Dos meus avoengos, não tenho registo de algum ter visto nascer o mundo nas terras de além-Tejo ou de esses horizontes lhe terem servido de abrigo nas suas vidas - se algum norte tenho, a Norte está. E, no entanto, nenhuma sensação supera este sentir de pertença que me enche quando pela gastronomia alentejana passeio. Cada combinação de aroma e sabor que aspiro e provo, cada momento daquele pão e daquele vinho, cada pedaço de doce, é um momento interior de cante, aquele momento em que o alto se suspende para logo o coro entrar uma oitava abaixo (ah, arrepio total e os olhos fechados, um suspiro e um sorriso), e o mundo, o mundo pode parar ou andar que, mais que um jogo de xadrez, toda a vida que vale a pena aí está sintetizada.
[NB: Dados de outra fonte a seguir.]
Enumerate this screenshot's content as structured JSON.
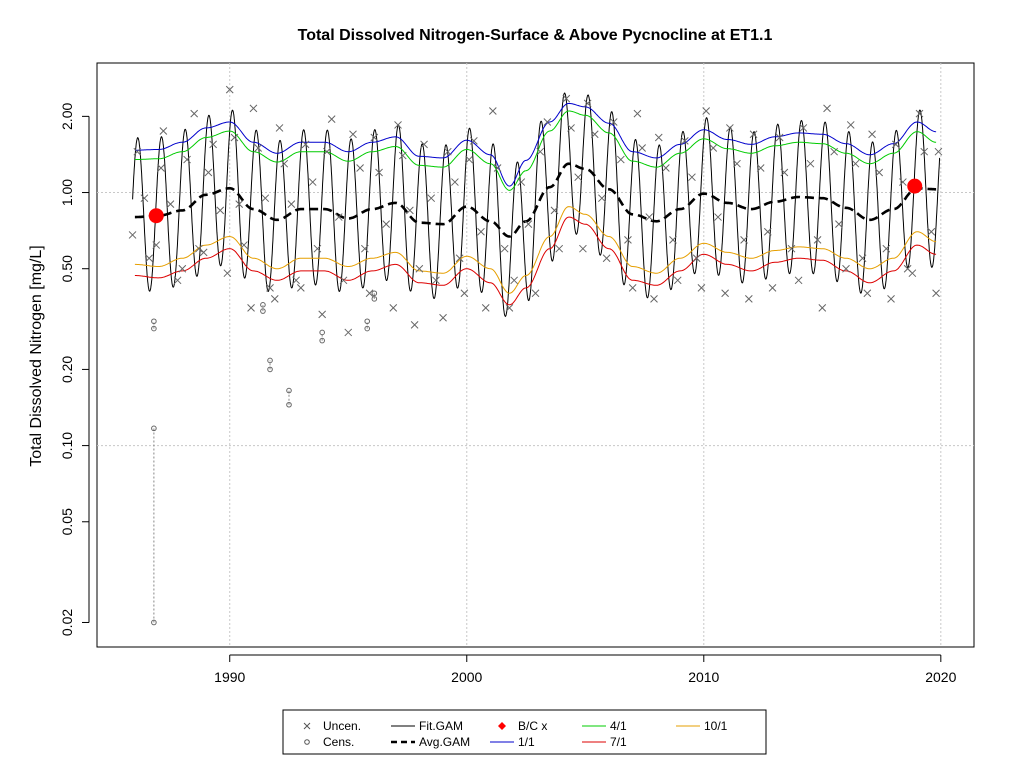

O Leopoldo Calhau começou a deixar a sua marca na história gastronómica da Grande Lisboa quando, em 2014, abriu o Sociedade na Parede. Sociedade de bem comer, onde, em vez de uma ortodoxia pouco estimulante, se saboreava uma presença do Alentejo, da terra, se pressentia uma ligação de amor herdada da comida de conforto das memórias caseiras e ali reescrita. Comida em contra-corrente de desconstruções e glorias mediáticas, comida de oferecer e escutar.
O ano passado viu a sua chegada à capital, com a tomada da gestão do espaço restaurativo instalado no edifício do Teatro Nacional D. Maria II - um desafio e um risco, numa parte da cidade que, ainda que inundada de turistas, tende a valorizar mais a imitação do que a criação, a norma do que a alternativa. O caminho, no entanto, faz-se de caminhar, de escolhas, de erros e aprendizagens - e o caminho que este Café Garrett vai seguindo merece ser seguido e parece ser ascensional na preferência de passantes ocasionais ou propositados.
Nos últimos meses, uma das apostas da casa é a de jantares temáticos, onde amigos, matérias-primas ou preparações tradicionais são presença activa na cozinha, quer transformando, quer sendo transformados. Silarcas, Cozido de Grão, Rodrigo Castelo, José Júlio Vintém, vinhos do Esporão ou do Mouchão, foram as presenças mais recentes, a concretizar essa cozinha de afectos, de gestos e de memórias.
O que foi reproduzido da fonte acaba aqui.